================================================================================

                                  UNITED STATES
                       SECURITIES AND EXCHANGE COMMISSION
                             WASHINGTON, D.C. 20549

                    [LOGO OF MARLIN BUSINESS SERVICES CORP.]

                                    FORM 8-K

                                 CURRENT REPORT
     PURSUANT TO SECTION 13 OR 15(d) OF THE SECURITIES EXCHANGE ACT OF 1934

        Date of Report (Date of earliest event reported) August 26, 2005

                         MARLIN BUSINESS SERVICES CORP.
             ------------------------------------------------------
             (Exact name of registrant as specified in its charter)

         Pennsylvania                 000-50448                38-3686388
 ----------------------------        ------------          -------------------
 (State or other jurisdiction        (Commission            (I.R.S. Employer
      of incorporation)              File Number)          Identification No.)

      300 Fellowship Road, Mount Laurel, NJ                        08054
     ---------------------------------------                    ----------
     (Address of principal executive offices)                   (Zip Code)

        Registrant's telephone number, including area code (888) 479-9111


         --------------------------------------------------------------
         (Former name or former address, if changed since last report.)

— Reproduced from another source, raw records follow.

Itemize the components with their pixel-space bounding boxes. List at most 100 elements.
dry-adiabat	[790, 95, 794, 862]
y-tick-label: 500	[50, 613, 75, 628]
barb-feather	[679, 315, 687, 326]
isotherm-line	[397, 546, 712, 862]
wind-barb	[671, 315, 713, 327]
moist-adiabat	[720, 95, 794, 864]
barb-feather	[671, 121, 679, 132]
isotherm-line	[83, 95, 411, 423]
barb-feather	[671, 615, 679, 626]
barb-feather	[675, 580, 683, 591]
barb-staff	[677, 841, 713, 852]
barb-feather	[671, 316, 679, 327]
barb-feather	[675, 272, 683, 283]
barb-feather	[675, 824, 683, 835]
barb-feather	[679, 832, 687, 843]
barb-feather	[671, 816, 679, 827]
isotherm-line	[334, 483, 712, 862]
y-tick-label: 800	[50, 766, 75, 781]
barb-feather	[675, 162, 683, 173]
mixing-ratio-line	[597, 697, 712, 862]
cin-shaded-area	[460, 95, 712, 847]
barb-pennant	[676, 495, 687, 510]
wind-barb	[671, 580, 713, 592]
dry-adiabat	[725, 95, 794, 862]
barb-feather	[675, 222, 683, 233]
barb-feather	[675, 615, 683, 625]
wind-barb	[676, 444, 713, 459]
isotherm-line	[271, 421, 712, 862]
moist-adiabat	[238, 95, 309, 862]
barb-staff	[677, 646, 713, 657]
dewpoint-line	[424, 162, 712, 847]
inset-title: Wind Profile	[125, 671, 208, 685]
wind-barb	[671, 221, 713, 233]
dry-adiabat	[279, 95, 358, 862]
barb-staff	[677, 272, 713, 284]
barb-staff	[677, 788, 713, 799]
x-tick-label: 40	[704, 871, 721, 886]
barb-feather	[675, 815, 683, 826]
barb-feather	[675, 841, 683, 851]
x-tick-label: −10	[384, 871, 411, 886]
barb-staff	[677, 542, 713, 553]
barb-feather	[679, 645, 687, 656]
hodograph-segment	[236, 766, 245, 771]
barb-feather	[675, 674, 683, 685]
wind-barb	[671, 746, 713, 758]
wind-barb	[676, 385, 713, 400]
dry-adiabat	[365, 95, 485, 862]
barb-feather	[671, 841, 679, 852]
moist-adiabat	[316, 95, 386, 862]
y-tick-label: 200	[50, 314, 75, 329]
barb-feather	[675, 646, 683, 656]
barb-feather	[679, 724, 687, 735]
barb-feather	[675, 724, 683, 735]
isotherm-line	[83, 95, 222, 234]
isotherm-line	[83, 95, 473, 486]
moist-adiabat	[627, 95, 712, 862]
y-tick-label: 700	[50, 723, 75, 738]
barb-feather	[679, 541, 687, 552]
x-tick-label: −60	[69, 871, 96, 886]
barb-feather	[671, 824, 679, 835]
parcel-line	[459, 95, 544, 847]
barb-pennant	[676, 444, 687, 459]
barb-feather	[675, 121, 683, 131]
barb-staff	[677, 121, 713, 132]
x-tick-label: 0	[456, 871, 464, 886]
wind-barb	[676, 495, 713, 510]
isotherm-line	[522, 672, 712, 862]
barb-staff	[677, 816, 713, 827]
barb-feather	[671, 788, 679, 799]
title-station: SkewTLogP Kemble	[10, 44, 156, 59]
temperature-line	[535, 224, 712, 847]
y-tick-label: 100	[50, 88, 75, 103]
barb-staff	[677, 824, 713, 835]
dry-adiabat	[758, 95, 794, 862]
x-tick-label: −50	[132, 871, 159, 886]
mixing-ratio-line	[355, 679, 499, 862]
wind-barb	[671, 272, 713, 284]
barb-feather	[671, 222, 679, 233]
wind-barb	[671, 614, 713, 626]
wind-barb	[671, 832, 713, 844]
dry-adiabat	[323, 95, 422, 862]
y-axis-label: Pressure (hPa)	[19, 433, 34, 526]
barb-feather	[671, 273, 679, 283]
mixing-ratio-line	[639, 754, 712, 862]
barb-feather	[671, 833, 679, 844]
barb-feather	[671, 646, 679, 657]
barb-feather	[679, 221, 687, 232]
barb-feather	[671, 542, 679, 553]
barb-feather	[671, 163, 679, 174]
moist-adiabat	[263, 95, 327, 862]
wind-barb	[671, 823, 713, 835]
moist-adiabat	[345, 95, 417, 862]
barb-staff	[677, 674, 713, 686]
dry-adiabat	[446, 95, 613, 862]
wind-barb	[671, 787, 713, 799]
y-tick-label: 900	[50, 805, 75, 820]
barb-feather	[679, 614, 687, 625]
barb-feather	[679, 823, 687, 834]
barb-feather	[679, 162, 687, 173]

Check the appropriate box below if the Form 8-K filing is intended to
simultaneously satisfy the filing obligation of the registrant under any of the
following provisions (see General Instruction A.2. below):

[ ] Written communications pursuant to Rule 425 under the Securities Act (17
    CFR 230.425)

[ ] Soliciting material pursuant to Rule 14a-12 under the Exchange Act (17 CFR
    240.14a-12)

[ ] Pre-commencement communications pursuant to Rule 14d-2(b) under the
    Exchange Act (17 CFR 240.14d-2(b))

[ ] Pre-commencement communications pursuant to Rule 13e-4(c) under the
    Exchange Act (17 CFR 240.13e-4(c))

================================================================================



ITEM 1.01.   ENTRY INTO A MATERIAL DEFINITIVE AGREEMENT.

        On August 26, 2005, Marlin Leasing Corporation (a subsidiary of the
Registrant) entered into an amendment to its $40 million bank warehouse
revolving credit facility that, among other things, extended the termination
date of the facility to August 31, 2007, reduced the interest rate margin and
added certain additional eligible contract categories to the borrowing base.
Attached as Exhibit 10.1 to this report, and incorporated herein by reference,
is the Third Amendment to the Second Amended and Restated Warehouse Revolving
Credit Facility Agreement, dated as of August 26, 2005 among Marlin Leasing
Corporation, each of the lenders party thereto, and National City Bank, as agent
for the lenders.

ITEM 9.01.   FINANCIAL STATEMENTS AND EXHIBITS.

(c) Exhibits.

10.1   Third Amendment to the Second Amended and Restated Warehouse Revolving
Credit Facility Agreement, dated as of August 26, 2005 among Marlin Leasing
Corporation, each of the lenders party thereto, and National City Bank, as agent
for the lenders.



                                   SIGNATURES

        Pursuant to the requirements of the Securities Exchange Act of 1934, the
registrant has duly caused this report to be signed on its behalf by the
undersigned hereunto duly authorized.

                                                 MARLIN BUSINESS SERVICES CORP.
                                                 -------------------------------
                                                (Registrant)


Date: August 26, 2005                            /s/ BRUCE E. SICKEL
                                                 -------------------------------
                                                 Bruce E. Sickel
                                                 Chief Financial Officer



                                INDEX TO EXHIBITS

10.1   Third Amendment to the Second Amended and Restated Warehouse Revolving
       Credit Facility Agreement, dated as of August 26, 2005 among Marlin
       Leasing Corporation, each of the lenders party thereto, and National
       City Bank, as agent for the lenders.